Tom Keymer CSECS Award

Thanks to the generous support of Professor Thomas Keymer, and in collaboration with the Canadian Society for Eighteenth-Century Studies, BSECS is delighted to offer a new award for 2020, the Keymer CSECS Award. This award provides a bursary of CA$500 to support a postgraduate scholar in presenting their work at the annual CSECS Conference. The award is open to any graduate student who is either a UK citizen (based in the UK or elsewhere) or enrolled in a UK university. The award is judged according to both the academic merit of the proposed paper and financial need.

How to apply:

  1. Candidates should submit their abstract to the CSECS Conference in the usual way.
     

  2. In addition, candidates should send a statement of max. 300 words detailing how this award would benefit them academically and financially, to Professor Joël Castonguay-Bélanger, President of CSECS, at joel.cb@ubc.ca.

 

Applications open on 20 February, and close on 10 April.

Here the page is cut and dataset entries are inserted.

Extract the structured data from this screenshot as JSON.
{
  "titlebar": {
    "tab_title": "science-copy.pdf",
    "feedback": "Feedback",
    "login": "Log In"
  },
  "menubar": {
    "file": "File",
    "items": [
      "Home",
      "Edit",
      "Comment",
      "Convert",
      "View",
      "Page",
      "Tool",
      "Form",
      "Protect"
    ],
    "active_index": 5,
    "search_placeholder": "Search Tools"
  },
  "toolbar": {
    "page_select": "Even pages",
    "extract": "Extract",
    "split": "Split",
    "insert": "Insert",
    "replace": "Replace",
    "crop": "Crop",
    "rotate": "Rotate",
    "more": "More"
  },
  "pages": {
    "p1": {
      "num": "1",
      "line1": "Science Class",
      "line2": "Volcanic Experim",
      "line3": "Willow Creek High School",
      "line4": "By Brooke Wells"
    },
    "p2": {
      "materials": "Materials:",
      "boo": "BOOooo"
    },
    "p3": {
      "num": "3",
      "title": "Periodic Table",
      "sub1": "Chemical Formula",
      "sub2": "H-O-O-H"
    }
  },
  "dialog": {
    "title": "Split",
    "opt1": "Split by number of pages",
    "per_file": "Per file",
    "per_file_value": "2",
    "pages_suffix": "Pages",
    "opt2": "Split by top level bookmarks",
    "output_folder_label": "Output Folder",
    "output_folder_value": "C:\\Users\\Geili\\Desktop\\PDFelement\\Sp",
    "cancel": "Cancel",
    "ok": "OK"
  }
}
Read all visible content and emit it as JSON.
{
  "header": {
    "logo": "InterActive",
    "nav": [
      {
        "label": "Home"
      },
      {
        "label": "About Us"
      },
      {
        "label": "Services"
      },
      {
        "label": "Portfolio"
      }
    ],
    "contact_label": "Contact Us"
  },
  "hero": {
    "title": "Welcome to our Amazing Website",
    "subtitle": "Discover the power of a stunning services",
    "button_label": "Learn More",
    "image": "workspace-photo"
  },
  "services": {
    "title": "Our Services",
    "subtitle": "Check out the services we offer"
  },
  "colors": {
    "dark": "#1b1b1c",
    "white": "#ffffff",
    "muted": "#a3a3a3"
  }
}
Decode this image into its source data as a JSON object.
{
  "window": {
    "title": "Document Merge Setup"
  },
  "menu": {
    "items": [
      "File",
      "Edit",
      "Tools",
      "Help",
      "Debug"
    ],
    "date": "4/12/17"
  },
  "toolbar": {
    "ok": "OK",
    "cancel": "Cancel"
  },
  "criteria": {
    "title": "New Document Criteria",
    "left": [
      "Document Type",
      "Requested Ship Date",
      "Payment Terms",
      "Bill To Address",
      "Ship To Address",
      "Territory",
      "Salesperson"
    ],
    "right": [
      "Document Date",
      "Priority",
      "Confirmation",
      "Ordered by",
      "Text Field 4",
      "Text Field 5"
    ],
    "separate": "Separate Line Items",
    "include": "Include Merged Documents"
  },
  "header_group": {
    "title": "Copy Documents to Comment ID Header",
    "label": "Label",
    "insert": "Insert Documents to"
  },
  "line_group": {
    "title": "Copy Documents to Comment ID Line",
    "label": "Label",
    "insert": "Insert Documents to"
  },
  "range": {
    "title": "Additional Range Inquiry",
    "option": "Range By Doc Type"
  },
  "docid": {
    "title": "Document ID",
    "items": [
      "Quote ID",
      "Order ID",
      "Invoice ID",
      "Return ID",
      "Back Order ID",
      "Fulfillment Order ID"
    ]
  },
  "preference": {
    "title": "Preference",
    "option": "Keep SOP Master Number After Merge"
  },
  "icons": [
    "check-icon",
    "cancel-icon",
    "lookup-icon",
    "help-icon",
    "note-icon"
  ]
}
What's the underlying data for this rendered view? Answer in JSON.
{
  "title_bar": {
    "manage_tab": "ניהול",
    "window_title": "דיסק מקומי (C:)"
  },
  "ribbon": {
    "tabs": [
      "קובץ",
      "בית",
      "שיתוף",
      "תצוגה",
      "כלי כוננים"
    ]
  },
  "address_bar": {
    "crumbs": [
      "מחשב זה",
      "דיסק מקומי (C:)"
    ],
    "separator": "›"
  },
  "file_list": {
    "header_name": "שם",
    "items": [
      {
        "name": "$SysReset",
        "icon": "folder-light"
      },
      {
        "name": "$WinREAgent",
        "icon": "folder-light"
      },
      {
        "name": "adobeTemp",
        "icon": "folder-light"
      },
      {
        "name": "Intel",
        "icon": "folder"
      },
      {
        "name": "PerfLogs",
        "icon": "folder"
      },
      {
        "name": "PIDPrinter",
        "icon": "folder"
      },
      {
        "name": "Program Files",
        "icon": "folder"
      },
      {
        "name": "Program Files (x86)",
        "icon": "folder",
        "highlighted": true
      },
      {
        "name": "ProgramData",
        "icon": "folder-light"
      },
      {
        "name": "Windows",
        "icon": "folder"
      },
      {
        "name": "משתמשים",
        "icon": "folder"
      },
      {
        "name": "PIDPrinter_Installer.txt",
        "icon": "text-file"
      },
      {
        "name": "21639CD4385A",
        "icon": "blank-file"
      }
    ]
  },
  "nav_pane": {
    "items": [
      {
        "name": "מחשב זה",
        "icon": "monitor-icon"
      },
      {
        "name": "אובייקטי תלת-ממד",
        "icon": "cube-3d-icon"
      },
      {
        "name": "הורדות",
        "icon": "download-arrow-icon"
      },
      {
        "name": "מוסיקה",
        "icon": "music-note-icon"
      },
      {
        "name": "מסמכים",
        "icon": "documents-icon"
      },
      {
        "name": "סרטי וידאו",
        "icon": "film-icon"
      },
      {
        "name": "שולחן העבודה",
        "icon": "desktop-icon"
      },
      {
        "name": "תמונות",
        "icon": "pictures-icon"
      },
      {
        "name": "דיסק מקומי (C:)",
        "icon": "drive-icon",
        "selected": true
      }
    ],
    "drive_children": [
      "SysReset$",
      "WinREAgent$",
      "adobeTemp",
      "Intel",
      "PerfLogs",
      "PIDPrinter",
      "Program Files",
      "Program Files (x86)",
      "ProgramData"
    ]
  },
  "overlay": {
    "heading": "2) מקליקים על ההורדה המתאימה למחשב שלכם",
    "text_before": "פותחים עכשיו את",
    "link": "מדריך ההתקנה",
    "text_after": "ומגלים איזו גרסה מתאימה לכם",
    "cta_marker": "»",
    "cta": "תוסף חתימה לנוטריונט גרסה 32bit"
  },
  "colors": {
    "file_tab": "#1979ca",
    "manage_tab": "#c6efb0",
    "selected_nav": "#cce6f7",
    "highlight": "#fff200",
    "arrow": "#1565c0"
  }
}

  • Award recipient for 2020: Amelia Mills, "Women's access to scientific learning: Bernard Le Bovier de Fontenelle's Entretiens sur la pluralité des mondes (1686) and Aphra Behn's A Discovery of New Worlds (1688)."

D.W. Smith Fellowship

The Canadian Society for Eighteenth-Century Studies is pleased to sponsor an annual research fellowship designed to promote research into the eighteenth century. The fellowship is named in honour of David W. Smith, professor of French at the University of Toronto. Professor Smith is a founding member of the Society and a distinguished scholar of the eighteenth century.

This fellowship supports students and researchers who do not have ready access to institutional sources of research funding. Accordingly, full-time university professors (whether tenure-track or tenured) are not normally eligible for consideration. The fellowship is awarded competitively each year in early spring. Applications are welcome in either of the Society's two official languages, French or English. Applications from previous holders of the fellowship are accepted, but will be adjudicated as lower priority.

Mark-Madoff Prize

The Mark-Madoff Prize was created in 1990 to honour the memory of the late Mark Madoff. Each year Lumen, the journal of the Canadian Society for Eighteenth Century Studies (SCEDHS/CSECS), awards a $250 prize to two students for the best essay written in English and the best in French published in its annual issue. The committee responsible for selecting these two essays each year includes the guest editors (the editors of the annual issue) as well as the two editors of the journal.

Lumen Essay Prize

Best essay published in each new issue of Lumen, with a cash prize of $250.